Santiago Rivera dirige l’équipe « Plasticité et Dégénérescence Neurales » à l’Institut de Neurophysiopathologie de Marseille.

Patrick Dallemagne dirige le « Centre d’Etudes et de Recherche sur le Médicament de Normandie » à Caen. 

#7
Vers la mise au point de nouveaux biomarqueurs de la maladie d’Alzheimer

La maladie d’Alzheimer conduit à une dégénérescence progressive des neurones du cerveau. Les chercheurs pensent que les phénomènes inflammatoires et les infections par des pathogènes sont des éléments qui pourraient moduler le cours de cette neurodégénérescence. Les globules blancs, des cellules immunitaires chargées de protéger l’organisme, reflètent l’impact de microbes ayant infecté le cerveau d’un patient au cours de sa vie. Les caractéristiques moléculaires des globules blancs sanguins pourraient donc être utilisées comme biomarqueurs pour prédire le déclin cognitif des patients. Les équipes d’Elsa Suberbielle, de Nicolas Blanchard et de Nicolas Fazilleau souhaitent, en collaboration avec Bruno Vellas et les chercheurs du Gérontopôle toulousain, étudier cette hypothèse en utilisant une combinaison de technologies de pointe. Découvrir de tels biomarqueurs est essentiel pour mieux diagnostiquer et, à terme, vaincre la maladie d’Alzheimer.

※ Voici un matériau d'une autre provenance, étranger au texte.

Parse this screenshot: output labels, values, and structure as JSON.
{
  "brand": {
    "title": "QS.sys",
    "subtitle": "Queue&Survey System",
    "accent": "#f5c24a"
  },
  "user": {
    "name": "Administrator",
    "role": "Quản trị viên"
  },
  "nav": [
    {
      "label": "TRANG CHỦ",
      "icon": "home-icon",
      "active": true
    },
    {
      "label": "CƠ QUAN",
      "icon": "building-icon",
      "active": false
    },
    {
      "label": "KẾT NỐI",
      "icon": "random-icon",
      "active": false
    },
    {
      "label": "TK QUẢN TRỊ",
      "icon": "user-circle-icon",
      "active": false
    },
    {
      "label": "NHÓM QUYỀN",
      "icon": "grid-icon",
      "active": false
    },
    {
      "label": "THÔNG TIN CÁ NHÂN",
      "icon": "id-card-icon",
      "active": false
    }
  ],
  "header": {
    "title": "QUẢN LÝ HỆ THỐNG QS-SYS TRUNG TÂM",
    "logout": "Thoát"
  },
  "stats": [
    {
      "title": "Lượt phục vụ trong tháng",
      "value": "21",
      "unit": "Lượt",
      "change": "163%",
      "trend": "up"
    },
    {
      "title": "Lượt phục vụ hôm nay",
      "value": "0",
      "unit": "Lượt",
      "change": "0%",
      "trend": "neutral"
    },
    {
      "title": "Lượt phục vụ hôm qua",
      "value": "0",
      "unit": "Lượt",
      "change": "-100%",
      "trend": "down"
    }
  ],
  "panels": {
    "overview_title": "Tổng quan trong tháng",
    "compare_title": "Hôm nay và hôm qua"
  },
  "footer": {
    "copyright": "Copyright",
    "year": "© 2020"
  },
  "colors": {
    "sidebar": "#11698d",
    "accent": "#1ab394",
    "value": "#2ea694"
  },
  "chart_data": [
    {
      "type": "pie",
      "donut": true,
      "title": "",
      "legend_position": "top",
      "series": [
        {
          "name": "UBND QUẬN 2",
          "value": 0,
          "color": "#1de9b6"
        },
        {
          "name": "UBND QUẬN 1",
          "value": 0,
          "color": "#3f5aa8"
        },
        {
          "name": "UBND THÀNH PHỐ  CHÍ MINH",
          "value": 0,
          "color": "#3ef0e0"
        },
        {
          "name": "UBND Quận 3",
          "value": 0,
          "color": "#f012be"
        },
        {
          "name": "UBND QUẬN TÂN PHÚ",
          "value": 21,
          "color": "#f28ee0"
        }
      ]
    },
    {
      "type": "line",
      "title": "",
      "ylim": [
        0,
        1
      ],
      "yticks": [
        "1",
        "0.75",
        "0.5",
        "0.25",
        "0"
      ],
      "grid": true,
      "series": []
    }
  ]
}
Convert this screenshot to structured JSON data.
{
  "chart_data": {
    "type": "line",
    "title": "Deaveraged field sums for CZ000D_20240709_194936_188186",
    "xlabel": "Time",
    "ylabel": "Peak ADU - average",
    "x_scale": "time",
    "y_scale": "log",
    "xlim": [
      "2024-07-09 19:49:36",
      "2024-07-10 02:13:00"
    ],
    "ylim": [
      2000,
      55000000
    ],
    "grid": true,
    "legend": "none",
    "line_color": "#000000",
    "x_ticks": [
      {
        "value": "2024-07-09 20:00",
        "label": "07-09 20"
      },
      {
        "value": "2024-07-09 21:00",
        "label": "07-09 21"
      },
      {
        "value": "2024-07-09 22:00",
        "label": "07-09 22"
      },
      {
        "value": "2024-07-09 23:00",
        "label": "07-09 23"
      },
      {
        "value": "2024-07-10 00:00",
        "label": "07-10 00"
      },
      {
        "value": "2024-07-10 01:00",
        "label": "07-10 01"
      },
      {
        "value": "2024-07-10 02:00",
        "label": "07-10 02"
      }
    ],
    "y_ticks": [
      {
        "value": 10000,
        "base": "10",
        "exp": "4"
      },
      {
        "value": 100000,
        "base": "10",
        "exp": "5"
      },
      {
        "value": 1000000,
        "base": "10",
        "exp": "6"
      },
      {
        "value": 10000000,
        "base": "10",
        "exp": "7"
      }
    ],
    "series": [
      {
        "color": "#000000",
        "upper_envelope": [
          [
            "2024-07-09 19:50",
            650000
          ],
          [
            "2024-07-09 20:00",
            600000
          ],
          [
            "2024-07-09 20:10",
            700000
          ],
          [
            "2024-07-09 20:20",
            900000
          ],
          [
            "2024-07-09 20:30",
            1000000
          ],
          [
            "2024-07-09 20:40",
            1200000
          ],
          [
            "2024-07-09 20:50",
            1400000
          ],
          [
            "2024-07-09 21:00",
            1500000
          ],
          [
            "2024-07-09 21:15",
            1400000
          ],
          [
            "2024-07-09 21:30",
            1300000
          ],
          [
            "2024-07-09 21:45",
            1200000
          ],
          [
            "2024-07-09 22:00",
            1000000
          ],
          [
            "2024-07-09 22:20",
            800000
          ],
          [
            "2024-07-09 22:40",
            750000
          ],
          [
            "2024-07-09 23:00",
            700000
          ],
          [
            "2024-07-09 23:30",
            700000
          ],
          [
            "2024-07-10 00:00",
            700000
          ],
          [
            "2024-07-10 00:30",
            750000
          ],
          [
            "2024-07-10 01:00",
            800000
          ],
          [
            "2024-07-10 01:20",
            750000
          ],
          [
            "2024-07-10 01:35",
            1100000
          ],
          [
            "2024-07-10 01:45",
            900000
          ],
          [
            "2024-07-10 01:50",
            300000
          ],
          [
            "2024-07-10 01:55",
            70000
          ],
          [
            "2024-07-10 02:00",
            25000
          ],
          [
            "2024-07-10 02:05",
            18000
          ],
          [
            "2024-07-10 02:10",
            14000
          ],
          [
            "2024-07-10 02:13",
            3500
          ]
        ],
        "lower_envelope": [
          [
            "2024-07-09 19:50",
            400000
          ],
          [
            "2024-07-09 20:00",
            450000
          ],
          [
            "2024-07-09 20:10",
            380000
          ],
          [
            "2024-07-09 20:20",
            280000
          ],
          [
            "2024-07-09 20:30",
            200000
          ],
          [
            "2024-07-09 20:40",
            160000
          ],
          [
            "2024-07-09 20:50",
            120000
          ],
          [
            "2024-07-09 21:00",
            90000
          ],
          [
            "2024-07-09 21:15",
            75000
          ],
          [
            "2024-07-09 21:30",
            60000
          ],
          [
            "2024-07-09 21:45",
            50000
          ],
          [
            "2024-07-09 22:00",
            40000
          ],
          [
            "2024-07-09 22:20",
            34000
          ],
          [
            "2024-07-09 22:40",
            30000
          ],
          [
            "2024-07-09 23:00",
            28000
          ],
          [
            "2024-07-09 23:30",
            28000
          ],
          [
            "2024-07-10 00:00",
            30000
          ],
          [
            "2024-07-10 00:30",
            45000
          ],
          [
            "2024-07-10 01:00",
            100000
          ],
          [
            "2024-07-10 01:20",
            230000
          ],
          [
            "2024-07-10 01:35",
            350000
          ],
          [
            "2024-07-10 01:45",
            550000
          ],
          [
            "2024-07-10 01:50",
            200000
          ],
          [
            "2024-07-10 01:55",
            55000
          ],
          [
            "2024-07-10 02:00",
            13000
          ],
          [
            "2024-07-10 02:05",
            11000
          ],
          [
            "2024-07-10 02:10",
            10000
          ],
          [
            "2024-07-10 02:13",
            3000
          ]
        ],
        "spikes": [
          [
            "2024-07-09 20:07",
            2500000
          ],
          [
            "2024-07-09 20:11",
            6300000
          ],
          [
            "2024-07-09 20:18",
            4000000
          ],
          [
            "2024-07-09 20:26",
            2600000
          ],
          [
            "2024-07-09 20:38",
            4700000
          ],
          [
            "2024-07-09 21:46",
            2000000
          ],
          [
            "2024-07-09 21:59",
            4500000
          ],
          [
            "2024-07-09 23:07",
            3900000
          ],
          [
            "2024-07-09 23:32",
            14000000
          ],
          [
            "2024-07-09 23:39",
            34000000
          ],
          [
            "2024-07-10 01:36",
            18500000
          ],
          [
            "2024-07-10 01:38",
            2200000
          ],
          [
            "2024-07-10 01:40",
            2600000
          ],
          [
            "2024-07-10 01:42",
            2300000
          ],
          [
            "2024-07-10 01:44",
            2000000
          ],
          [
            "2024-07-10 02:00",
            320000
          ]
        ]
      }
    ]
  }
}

« Les résultats de cette étude vont nous permettre de mieux comprendre comment les infections auxquelles nous faisons face tout au long de nos vies peuvent affecter des années plus tard la neurodégénérescence. Cela nous permettra donc de définir des biomarqueurs plus précis et prédictif de la maladie dans l’espoir, un jour, de l’empêcher de se produire. »

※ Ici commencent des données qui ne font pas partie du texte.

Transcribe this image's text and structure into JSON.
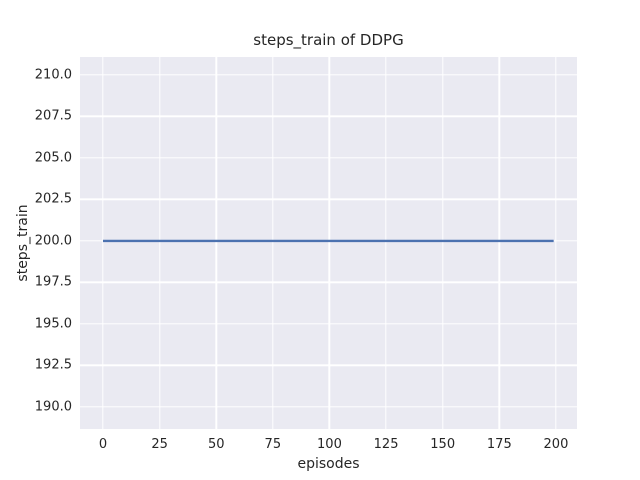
{
  "chart_data": {
    "type": "line",
    "title": "steps_train of DDPG",
    "xlabel": "episodes",
    "ylabel": "steps_train",
    "series": [
      {
        "name": "steps_train",
        "color": "#4C72B0",
        "x": [
          0,
          199
        ],
        "y": [
          200,
          200
        ]
      }
    ],
    "xticks": [
      0,
      25,
      50,
      75,
      100,
      125,
      150,
      175,
      200
    ],
    "xtick_labels": [
      "0",
      "25",
      "50",
      "75",
      "100",
      "125",
      "150",
      "175",
      "200"
    ],
    "yticks": [
      190.0,
      192.5,
      195.0,
      197.5,
      200.0,
      202.5,
      205.0,
      207.5,
      210.0
    ],
    "ytick_labels": [
      "190.0",
      "192.5",
      "195.0",
      "197.5",
      "200.0",
      "202.5",
      "205.0",
      "207.5",
      "210.0"
    ],
    "xlim": [
      -10.15,
      209.3
    ],
    "ylim": [
      188.67,
      211.08
    ],
    "grid": true,
    "legend": false,
    "plot_background": "#EAEAF2",
    "grid_color": "#FFFFFF",
    "figure_background": "#FFFFFF",
    "text_color": "#262626",
    "line_width": 2.4
  }
}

Elsa Suberbielle travaille dans l’équipe « Pathogenèse des infections virales du système nerveux central adulte et en développement » au Centre de Physiopathologie de Toulouse-Purpan.

Nicolas Blanchard dirige l’équipe « Parasites eucaryotes intracellulaires : immunité et chimiorésistance » au Centre de Physiopathologie de Toulouse-Purpan.

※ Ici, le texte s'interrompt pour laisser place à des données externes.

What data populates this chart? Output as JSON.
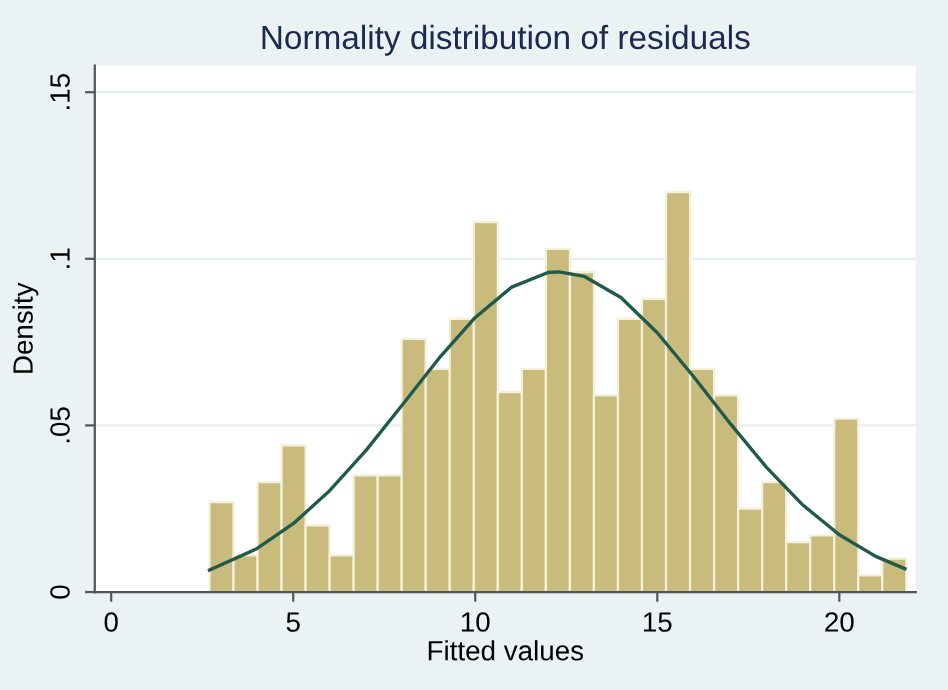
{
  "chart_data": {
    "type": "histogram",
    "title": "Normality distribution of residuals",
    "xlabel": "Fitted values",
    "ylabel": "Density",
    "series": [
      {
        "color": "#c9bb7c",
        "bins": [
          2.7,
          3.36,
          4.02,
          4.68,
          5.34,
          6.0,
          6.66,
          7.32,
          7.98,
          8.64,
          9.3,
          9.96,
          10.62,
          11.28,
          11.94,
          12.6,
          13.26,
          13.92,
          14.58,
          15.24,
          15.9,
          16.56,
          17.22,
          17.88,
          18.54,
          19.2,
          19.86,
          20.52,
          21.18,
          21.84
        ],
        "values": [
          0.027,
          0.011,
          0.033,
          0.044,
          0.02,
          0.011,
          0.035,
          0.035,
          0.076,
          0.067,
          0.082,
          0.111,
          0.06,
          0.067,
          0.103,
          0.096,
          0.059,
          0.082,
          0.088,
          0.12,
          0.067,
          0.059,
          0.025,
          0.033,
          0.015,
          0.017,
          0.052,
          0.005,
          0.01
        ]
      },
      {
        "type": "line",
        "color": "#1f5a4c",
        "x": [
          2.7,
          4,
          5,
          6,
          7,
          8,
          9,
          10,
          11,
          12,
          12.3,
          13,
          14,
          15,
          16,
          17,
          18,
          19,
          20,
          21,
          21.8
        ],
        "values": [
          0.0066,
          0.013,
          0.0205,
          0.0304,
          0.0425,
          0.0562,
          0.0701,
          0.0824,
          0.0915,
          0.0959,
          0.0961,
          0.0947,
          0.0884,
          0.0778,
          0.0646,
          0.0506,
          0.0374,
          0.0261,
          0.0172,
          0.0107,
          0.007
        ]
      }
    ],
    "xlim": [
      -0.45,
      22.1
    ],
    "ylim": [
      0,
      0.158
    ],
    "xticks": [
      0,
      5,
      10,
      15,
      20
    ],
    "yticks": [
      {
        "value": 0,
        "label": "0"
      },
      {
        "value": 0.05,
        "label": ".05"
      },
      {
        "value": 0.1,
        "label": ".1"
      },
      {
        "value": 0.15,
        "label": ".15"
      }
    ],
    "grid": "y"
  }
}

Nicolas Fazilleau dirige l’équipe « Cellules présentatrices de l’antigène et réponses T CD4 » au Centre de Physiopathologie de Toulouse-Purpan.

#8
Vers une nouvelle piste de traitement pour freiner la progression de la maladie d’Alzheimer dans le cerveau

Antoine Triller, Ronald Melki, Terence Strick et leurs équipes s’intéressent aux mécanismes moléculaires impliqués dans la propagation de la maladie d’Alzheimer dans le cerveau. La dégénérescence des neurones, observée au cours de la maladie, est liée à l’accumulation dans les neurones de protéines anormales qui sont capables de se propager. Les neurones malades contaminent ainsi les neurones sains adjacents en interagissant avec des protéines présentes sur leur membrane externe. C’est cette interaction qui intéresse les chercheurs : ils souhaitent développer des molécules capables de la bloquer, et ainsi freiner la propagation des agrégats protéiques dans le cerveau et donc l’évolution de la maladie. Ce projet pourrait donc aboutir à une approche thérapeutique innovante dans la maladie d’Alzheimer.

« L’originalité de la démarche résulte de la combinaison de méthodes quantitatives de biologie cellulaire, de biologie structurale et de biophysique. Cette approche multidisciplinaire permettra l’identification des molécules ayant un potentiel thérapeutique. » 

Antoine Triller dirige l’Institut de biologie de l’Ecole normale supérieure à Paris et est à la tête de l’équipe « Biologie cellulaire de la synapse ».

Ronald Melki dirige l’équipe « Repliement et agrégation protéique dans les maladies neurodégénératives » à Institut François Jacob du CEA à Fontenay-aux-Roses.

Terence Strick dirige l’équipe « Moteurs et machines moléculaires » à l’Institut de biologie de l’Ecole normale supérieure à Paris.